Professor Honorée Fanonne Jeffers, award-winning poet and 1989 graduate of Talladega College, will serve as this year’s Founders’ Day Convocation speaker on Thursday, November 4th at 10 AM in DeForest Chapel.
She is the youngest daughter of legendary Talladega professor, Dr. Trellie James Jeffers and the author of six books, including one novel, The Love Songs of W.E.B. Du Bois, which was chosen for Oprah’s Book Club for 2021, was long-listed for the National Book Award in Fiction, and an instant New York Times bestseller.
"We are extremely grateful to have such an esteemed alum serve as this year’s speaker,” said Dr.
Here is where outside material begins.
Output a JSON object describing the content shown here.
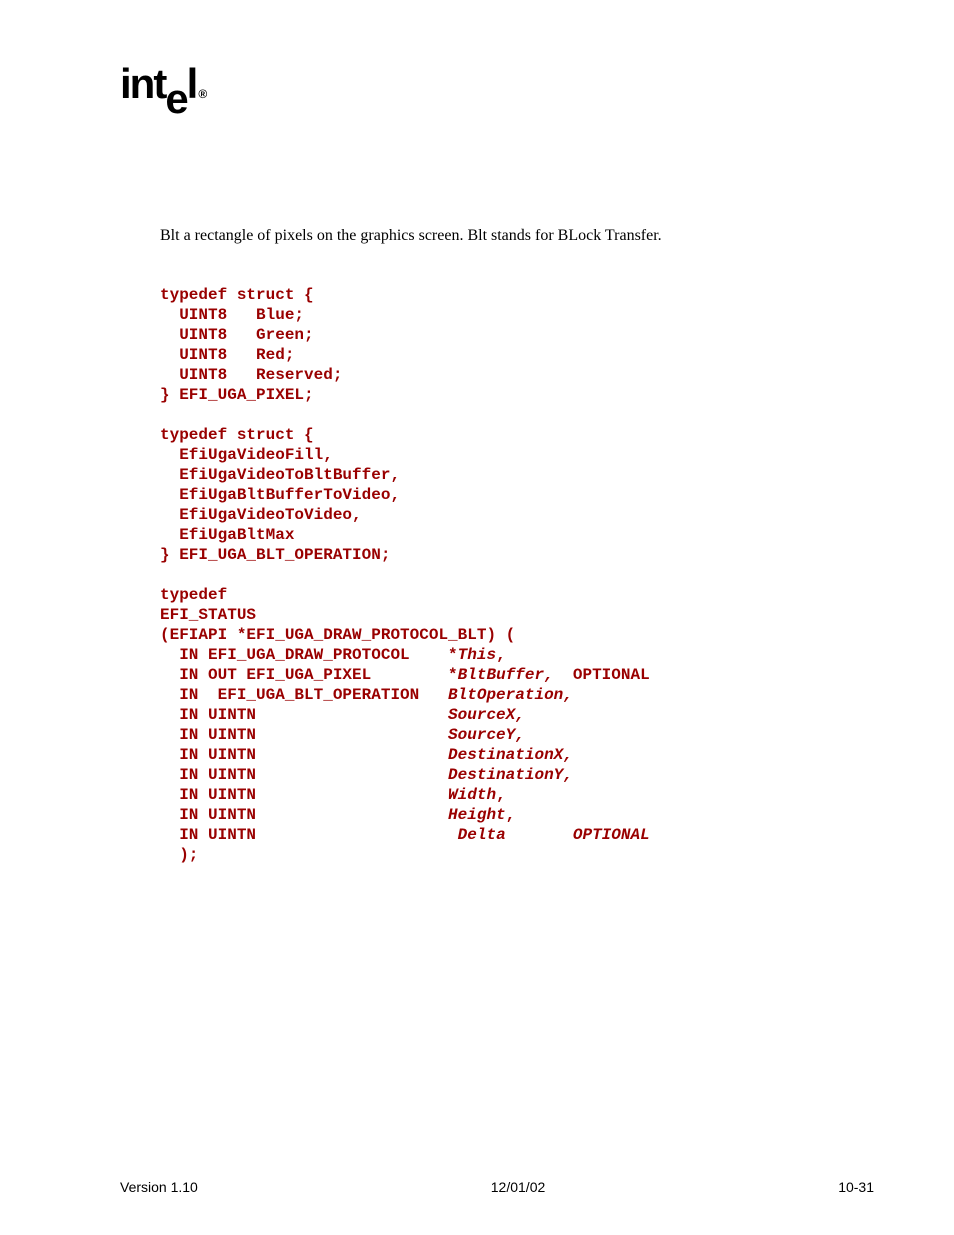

Lisa Long, Acting President of Talladega College. “I truly admire her strong and heartfelt commitment to crafting literary works that reflect the lives and stories of African Americans.”
Jeffers’s fifth book of poetry, The Age of Phillis, is based upon fifteen years of research on the life and times of Phillis Wheatley Peters, a formerly enslaved person who was the first African American woman to publish a book. The Age of Phillis won the 2021 NAACP Image Award for Literary Work: Poetry, and was long-listed for the 2020 National Book Award in Poetry.
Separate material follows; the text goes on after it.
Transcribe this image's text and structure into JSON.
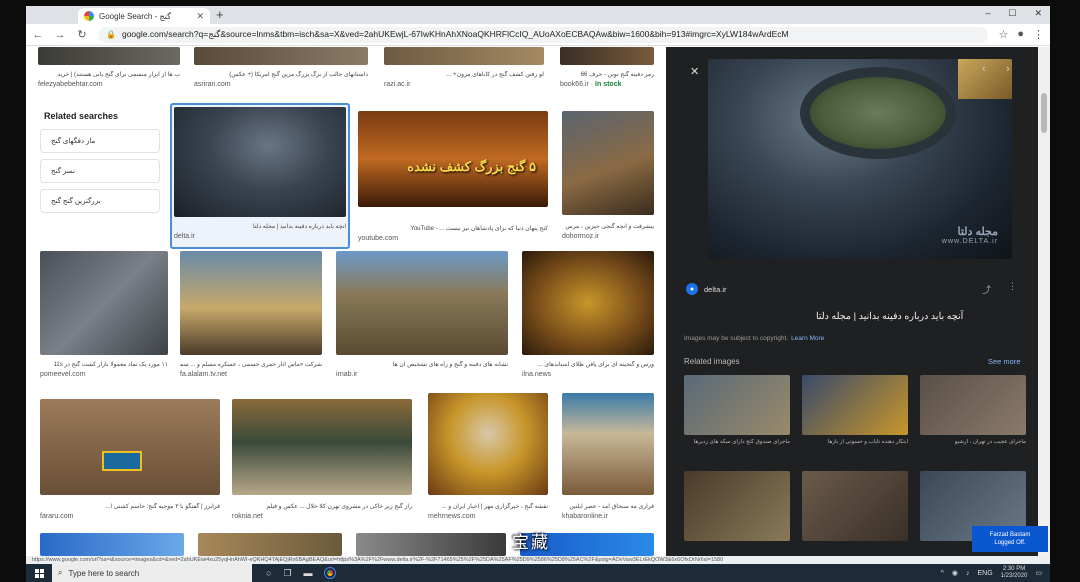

She has won fellowships from the National Endowment for the Arts and the Witter Bynner Foundation through the Library of Congress, among others. In consideration of her scholarly research on Phillis Wheatley Peters, she was elected to the American Antiquarian Society, a learned organization to which fourteen U.S. Presidents have been elected.
In 2020, Jeffers was inducted into the Alabama Writers Hall of Fame, which recognizes lifetime achievements. She currently serves as a Professor of English at the University of Oklahoma in Norman, where she has taught since 2002.